The thinking is that by starting with the end in mind, the last mile, businesses find the necessary focus for their initiatives. The objective after all is to help people with their actual problems. The users and the usage should inform the design of data initiatives. Analytics should make it easier for people to make good decisions.

Framing the problem backwards highlights the importance of thinking about impact. Crossing the last mile is not easy, so it has to be worthwhile. Businesses should identify specific value-generating decisions upfront, and then gather the data to support those decisions. Starting with the data leads to irrelevant results and uncertain impact.

Finally, the last mile requires a holistic approach. It's about people much more than it is about data or technology. The last mile is about communication, usability, workflows, accountability, and so on. All of these things have to be aligned with the mission.


Business analytics projects fail by not having an impact.
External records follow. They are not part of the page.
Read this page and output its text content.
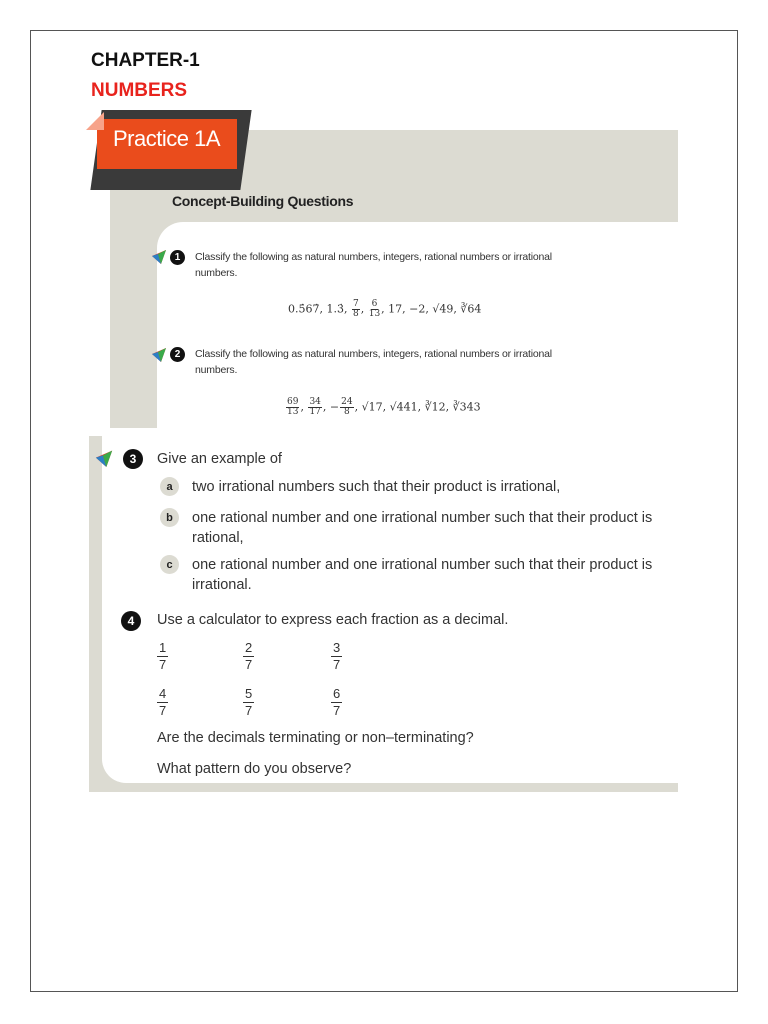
CHAPTER-1
NUMBERS
Practice 1A
Concept-Building Questions
1	Classify the following as natural numbers, integers, rational numbers or irrational numbers.
0.5̇67̇, 1.3̇, $\frac{7}{8}$ , $\frac{6}{13}$ , 17, −2, √49, ∛64
2	Classify the following as natural numbers, integers, rational numbers or irrational numbers.
$\frac{69}{13}$ , $\frac{34}{17}$ , − $\frac{24}{8}$ , √17, √441, ∛12, ∛343
3	Give an example of
a	two irrational numbers such that their product is irrational,
b	one rational number and one irrational number such that their product is rational,
c	one rational number and one irrational number such that their product is irrational.
4	Use a calculator to express each fraction as a decimal.
$\frac{1}{7}$	$\frac{2}{7}$	$\frac{3}{7}$
$\frac{4}{7}$	$\frac{5}{7}$	$\frac{6}{7}$
Are the decimals terminating or non–terminating?
What pattern do you observe?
This can happen for a variety of reasons, but interestingly most analytics projects tend fall apart towards the end of their run. Projects fall short of their intended impact, because the hard-won data-driven insights fail to translate into action within the company. This is the last mile problem of business analytics.

Solving the problem begins with a shared understanding that the last mile is less of an engineering problem, and more of a people problem. Adoption determines the success of analytics initiatives, and the winning approach is to start with a plan for that adoption. Analytics projects should begin with the last mile.

The business analytics industry is currently trying to figure out solutions to the last mile problem. Some companies believe in educating their users, others believe in augmented analytics.

Perhaps the most exciting approach to the last mile problem of business analytics is actually an old idea: stories. Data storytelling is the craft of communicating data-driven insights in a narrative form.

With data stories, the thinking is that communication is the real issue with the last mile. Dashboards and reports fail to engage with decision makers and other analytics consumers, because they require too much from the user. Packaging the same insights into narrative form helps with engagement. Engagement leads to understanding and then understanding leads to action. Clear communication, compelling stories, inspire change within the company.

I'll take a closer look at data storytelling in a future post.